Some of the worst of Sussmayr's vulgarities -- the stupefyingly banal, quasi-rockabilly triplets in the accompaniment of the "Sanctus," for example -- are blessedly removed, and there are some impressive new fugal passages. Still, nobody can match up to Mozart, and there can be no doubt that the "Requiem" slides downhill after the great cry of "Homo reus" in the "Lacrymosa," traditionally said to be the last music the composer ever wrote.
Unfortunately, the performance was stronger on passion than it was on polish. The chorus sang out mightily much of the time, and details were too often lost in an undifferentiated loudness. One had the sense that the singers' splendid urgency could have been directed toward a more coherent objective, that Mozart's melodies could have been molded and shaped with greater subtlety and dynamic contrast. (Curiously enough, the orchestra seemed much more responsive to McCullough's direction than did the singers, an unusual state of affairs at a choral concert.)
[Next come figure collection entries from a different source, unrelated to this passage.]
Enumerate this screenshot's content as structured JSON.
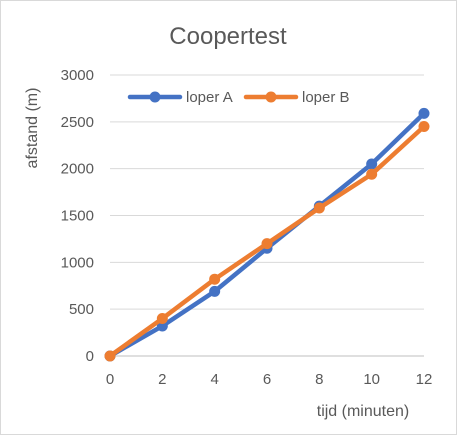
{
  "chart_data": {
    "type": "line",
    "title": "Coopertest",
    "xlabel": "tijd (minuten)",
    "ylabel": "afstand (m)",
    "x": [
      0,
      2,
      4,
      6,
      8,
      10,
      12
    ],
    "xlim": [
      0,
      12
    ],
    "ylim": [
      0,
      3000
    ],
    "x_ticks": [
      "0",
      "2",
      "4",
      "6",
      "8",
      "10",
      "12"
    ],
    "y_ticks": [
      "0",
      "500",
      "1000",
      "1500",
      "2000",
      "2500",
      "3000"
    ],
    "grid": true,
    "legend_position": "top",
    "series": [
      {
        "name": "loper A",
        "color": "#4472C4",
        "values": [
          0,
          320,
          690,
          1150,
          1600,
          2050,
          2590
        ]
      },
      {
        "name": "loper B",
        "color": "#ED7D31",
        "values": [
          0,
          400,
          820,
          1200,
          1580,
          1940,
          2450
        ]
      }
    ]
  }
}
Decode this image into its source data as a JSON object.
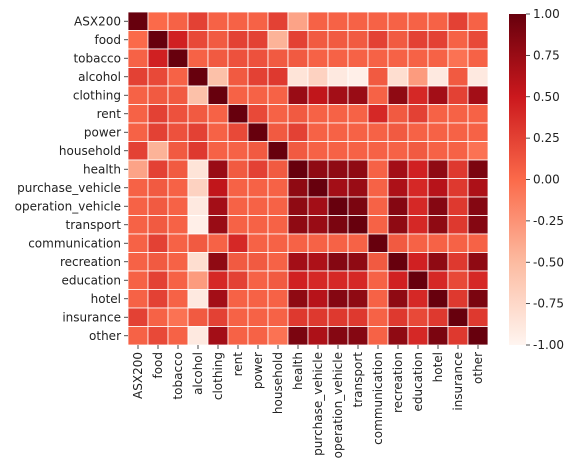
{
  "chart_data": {
    "type": "heatmap",
    "title": "",
    "xlabel": "",
    "ylabel": "",
    "labels": [
      "ASX200",
      "food",
      "tobacco",
      "alcohol",
      "clothing",
      "rent",
      "power",
      "household",
      "health",
      "purchase_vehicle",
      "operation_vehicle",
      "transport",
      "communication",
      "recreation",
      "education",
      "hotel",
      "insurance",
      "other"
    ],
    "value_range": [
      -1,
      1
    ],
    "colorbar_ticks": [
      "1.00",
      "0.75",
      "0.50",
      "0.25",
      "0.00",
      "-0.25",
      "-0.50",
      "-0.75",
      "-1.00"
    ],
    "colorscale": [
      "#fff5f0",
      "#fcbba1",
      "#fb6a4a",
      "#cb181d",
      "#67000d"
    ],
    "gridlines": "white",
    "matrix": [
      [
        1.0,
        0.0,
        0.05,
        0.25,
        0.05,
        0.05,
        0.05,
        0.25,
        -0.35,
        0.05,
        0.05,
        0.05,
        0.05,
        0.05,
        0.05,
        0.05,
        0.25,
        0.05
      ],
      [
        0.0,
        1.0,
        0.45,
        0.2,
        0.1,
        0.25,
        0.25,
        -0.45,
        0.25,
        0.1,
        0.1,
        0.1,
        0.25,
        0.1,
        0.25,
        0.25,
        0.05,
        0.2
      ],
      [
        0.05,
        0.45,
        1.0,
        0.05,
        0.1,
        0.15,
        0.15,
        0.1,
        0.1,
        0.05,
        0.05,
        0.05,
        0.05,
        0.05,
        0.05,
        0.05,
        -0.05,
        0.05
      ],
      [
        0.25,
        0.2,
        0.05,
        1.0,
        -0.55,
        0.1,
        0.25,
        0.3,
        -0.85,
        -0.7,
        -0.9,
        -0.95,
        0.1,
        -0.8,
        -0.3,
        -0.9,
        0.1,
        -0.9
      ],
      [
        0.05,
        0.1,
        0.1,
        -0.55,
        1.0,
        0.05,
        0.05,
        0.05,
        0.75,
        0.55,
        0.7,
        0.75,
        0.05,
        0.8,
        0.4,
        0.7,
        0.25,
        0.7
      ],
      [
        0.05,
        0.25,
        0.15,
        0.1,
        0.05,
        1.0,
        0.2,
        0.05,
        0.1,
        0.05,
        0.05,
        0.05,
        0.4,
        0.1,
        0.25,
        0.05,
        0.05,
        0.05
      ],
      [
        0.05,
        0.25,
        0.15,
        0.25,
        0.05,
        0.2,
        1.0,
        0.1,
        0.25,
        0.05,
        0.05,
        0.05,
        0.05,
        0.1,
        0.05,
        0.05,
        0.05,
        0.05
      ],
      [
        0.25,
        -0.45,
        0.1,
        0.3,
        0.05,
        0.05,
        0.1,
        1.0,
        0.1,
        0.05,
        0.05,
        0.05,
        0.05,
        0.05,
        0.1,
        0.05,
        0.05,
        -0.05
      ],
      [
        -0.35,
        0.25,
        0.1,
        -0.85,
        0.75,
        0.1,
        0.25,
        0.1,
        1.0,
        0.8,
        0.8,
        0.8,
        0.05,
        0.7,
        0.45,
        0.8,
        0.3,
        0.9
      ],
      [
        0.05,
        0.1,
        0.05,
        -0.7,
        0.55,
        0.05,
        0.05,
        0.05,
        0.8,
        1.0,
        0.7,
        0.75,
        0.05,
        0.65,
        0.4,
        0.6,
        0.3,
        0.65
      ],
      [
        0.05,
        0.1,
        0.05,
        -0.9,
        0.7,
        0.05,
        0.05,
        0.05,
        0.8,
        0.7,
        1.0,
        0.9,
        0.05,
        0.85,
        0.4,
        0.85,
        0.3,
        0.85
      ],
      [
        0.05,
        0.1,
        0.05,
        -0.95,
        0.75,
        0.05,
        0.05,
        0.05,
        0.8,
        0.75,
        0.9,
        1.0,
        0.05,
        0.8,
        0.4,
        0.8,
        0.3,
        0.85
      ],
      [
        0.05,
        0.25,
        0.05,
        0.1,
        0.05,
        0.4,
        0.05,
        0.05,
        0.05,
        0.05,
        0.05,
        0.05,
        1.0,
        0.1,
        0.05,
        0.05,
        0.05,
        0.05
      ],
      [
        0.05,
        0.1,
        0.05,
        -0.8,
        0.8,
        0.1,
        0.1,
        0.05,
        0.7,
        0.65,
        0.85,
        0.8,
        0.1,
        1.0,
        0.45,
        0.8,
        0.3,
        0.8
      ],
      [
        0.05,
        0.25,
        0.05,
        -0.3,
        0.4,
        0.25,
        0.05,
        0.1,
        0.45,
        0.4,
        0.4,
        0.4,
        0.05,
        0.45,
        1.0,
        0.4,
        0.2,
        0.4
      ],
      [
        0.05,
        0.25,
        0.05,
        -0.9,
        0.7,
        0.05,
        0.05,
        0.05,
        0.8,
        0.6,
        0.85,
        0.8,
        0.05,
        0.8,
        0.4,
        1.0,
        0.3,
        0.9
      ],
      [
        0.25,
        0.05,
        -0.05,
        0.1,
        0.25,
        0.05,
        0.05,
        0.05,
        0.3,
        0.3,
        0.3,
        0.3,
        0.05,
        0.3,
        0.2,
        0.3,
        1.0,
        0.3
      ],
      [
        0.05,
        0.2,
        0.05,
        -0.9,
        0.7,
        0.05,
        0.05,
        -0.05,
        0.9,
        0.65,
        0.85,
        0.85,
        0.05,
        0.8,
        0.4,
        0.9,
        0.3,
        1.0
      ]
    ]
  }
}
The soloists were mostly admirable. Baritone Grant Youngblood, with his calibrated breath control in the taxing opening line of the "Tuba mirum," made an especially strong impression. Mezzo-soprano Victoria Livengood's biography in the program booklet mentioned that she has won acclaim for her roles as Bizet's Carmen and Saint-Saens's Dalila; rarely has Mozart's religious music sounded so fiercely sultry. Matthew Chellis brought a bright throb to the tenor solos, while soprano Cheryl Evans handled her passages with unusual fervor.
All in all, it was a joy to hear this music -- but there is more in it than was let on yesterday afternoon.